The attack on a U.S. Immigration and Customs Enforcement (ICE) facility in Dallas has rattled officials and analysts alike.
Two detainees were killed before the gunman turned the weapon on himself, and the aftermath has sparked comparisons with one of the darkest terrorist attacks of the last decade—the 2019 mosque shooting in Christchurch, New Zealand.
Christopher O’Leary, Senior Vice President at The Soufan Group, drew the connection in an interview with MSNBC. His concern wasn’t merely the incident itself, but the unsettling possibility of imitation.
The Dallas shooter, like Brenton Tarrant in Christchurch, scrawled words and symbols on his ammunition. O’Leary noted the irony: Tarrant was a notorious white supremacist, celebrated among neo-Nazis, while the Dallas attack appears tied to individuals on the opposite end of the political spectrum.
This choice of tactics—appropriating a method pioneered by those one supposedly opposes—underscores O’Leary’s broader point: terrorism is theater. The performance, the message, the spectacle of violence—all are designed to communicate, shock, and inspire replication. The rooftop vantage point, too, troubled O’Leary, raising questions about whether attackers are deliberately borrowing not just symbols but strategic cues from past atrocities.
The Dallas attack is not an isolated case. Since July 4, ICE and Border Patrol facilities in Texas have faced two separate shootings, one of which resulted in ten attempted murder charges. In another July incident, ICE agents came under fire during a raid on two California marijuana farms.
At the same time, resistance to ICE operations has been escalating in both overt and institutional forms. A Milwaukee judge allegedly helped an illegal immigrant temporarily evade capture in April. In May, Nashville’s Democratic Mayor Freddie O’Connell went so far as to release the names of ICE agents involved in local enforcement actions.

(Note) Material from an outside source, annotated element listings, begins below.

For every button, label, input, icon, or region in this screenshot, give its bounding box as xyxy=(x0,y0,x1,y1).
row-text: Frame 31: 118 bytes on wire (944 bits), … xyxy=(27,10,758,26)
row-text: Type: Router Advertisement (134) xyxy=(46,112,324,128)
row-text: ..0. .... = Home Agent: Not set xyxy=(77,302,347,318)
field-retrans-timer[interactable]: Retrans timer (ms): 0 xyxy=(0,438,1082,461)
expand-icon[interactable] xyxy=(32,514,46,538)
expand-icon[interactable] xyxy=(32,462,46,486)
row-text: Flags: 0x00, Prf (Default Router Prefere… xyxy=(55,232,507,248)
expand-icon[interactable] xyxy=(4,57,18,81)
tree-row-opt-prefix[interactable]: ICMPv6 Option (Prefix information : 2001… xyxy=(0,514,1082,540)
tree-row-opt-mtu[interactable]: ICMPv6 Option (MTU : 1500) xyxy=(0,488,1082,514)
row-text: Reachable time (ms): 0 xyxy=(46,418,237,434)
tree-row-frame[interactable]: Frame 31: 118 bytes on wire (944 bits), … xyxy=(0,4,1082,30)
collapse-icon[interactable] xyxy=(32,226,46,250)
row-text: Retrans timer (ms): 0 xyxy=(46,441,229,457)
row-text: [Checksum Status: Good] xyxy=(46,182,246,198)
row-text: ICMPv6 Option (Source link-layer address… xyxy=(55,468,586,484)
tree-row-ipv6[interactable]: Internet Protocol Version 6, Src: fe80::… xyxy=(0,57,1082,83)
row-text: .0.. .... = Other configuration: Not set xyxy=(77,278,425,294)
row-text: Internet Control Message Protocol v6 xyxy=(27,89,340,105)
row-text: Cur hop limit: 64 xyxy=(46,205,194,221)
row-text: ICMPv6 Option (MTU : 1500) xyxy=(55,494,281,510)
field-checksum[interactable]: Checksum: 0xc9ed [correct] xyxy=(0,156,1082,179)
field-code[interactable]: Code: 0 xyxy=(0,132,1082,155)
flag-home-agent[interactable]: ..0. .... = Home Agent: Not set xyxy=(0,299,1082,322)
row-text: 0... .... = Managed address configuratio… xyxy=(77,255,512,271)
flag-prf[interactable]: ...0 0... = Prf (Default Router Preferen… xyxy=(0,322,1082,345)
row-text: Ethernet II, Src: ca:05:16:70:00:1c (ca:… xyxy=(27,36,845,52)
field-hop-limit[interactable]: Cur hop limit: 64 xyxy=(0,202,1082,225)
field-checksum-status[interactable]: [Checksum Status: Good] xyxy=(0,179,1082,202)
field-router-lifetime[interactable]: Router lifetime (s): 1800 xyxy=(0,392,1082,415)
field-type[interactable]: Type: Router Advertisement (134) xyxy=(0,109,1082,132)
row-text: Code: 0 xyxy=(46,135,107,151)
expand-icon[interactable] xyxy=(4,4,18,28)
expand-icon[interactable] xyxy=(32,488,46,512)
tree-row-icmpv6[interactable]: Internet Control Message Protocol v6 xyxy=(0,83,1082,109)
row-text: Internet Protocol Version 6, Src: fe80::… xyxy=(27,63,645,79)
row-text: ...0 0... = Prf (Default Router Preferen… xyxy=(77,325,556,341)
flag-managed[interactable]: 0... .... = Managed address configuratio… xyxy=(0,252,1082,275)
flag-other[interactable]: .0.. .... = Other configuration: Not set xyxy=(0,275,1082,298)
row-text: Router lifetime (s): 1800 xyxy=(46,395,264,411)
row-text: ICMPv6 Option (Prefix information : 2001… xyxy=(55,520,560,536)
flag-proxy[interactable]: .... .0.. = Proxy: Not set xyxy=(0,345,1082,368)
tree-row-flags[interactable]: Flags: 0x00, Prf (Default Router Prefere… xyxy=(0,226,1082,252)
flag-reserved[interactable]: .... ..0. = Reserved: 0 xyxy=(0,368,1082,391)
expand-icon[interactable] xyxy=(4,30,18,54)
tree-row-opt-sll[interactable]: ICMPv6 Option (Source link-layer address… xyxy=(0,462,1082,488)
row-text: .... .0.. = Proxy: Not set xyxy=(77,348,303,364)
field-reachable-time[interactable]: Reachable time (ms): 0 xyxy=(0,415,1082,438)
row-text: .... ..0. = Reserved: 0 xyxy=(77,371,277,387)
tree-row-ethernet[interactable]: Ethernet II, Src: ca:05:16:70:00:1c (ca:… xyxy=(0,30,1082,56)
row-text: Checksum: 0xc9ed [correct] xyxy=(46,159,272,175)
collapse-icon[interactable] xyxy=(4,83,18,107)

In New York City, Democratic mayoral candidate Brad Lander was arrested in June for allegedly interfering with an ICE operation in a Manhattan courthouse. And in New Jersey, Rep. LaMonica McIver now faces assault charges after clashing with ICE personnel at a Newark facility.
With FBI Director Kash Patel posting photos of bullets recovered at the scene, the message is clear: investigators are treating the symbolism as seriously as the violence itself. If the Christchurch attack demonstrated how extremist theater can echo across the globe, Dallas raises a chilling prospect—that violent mimicry is no longer confined to one ideology.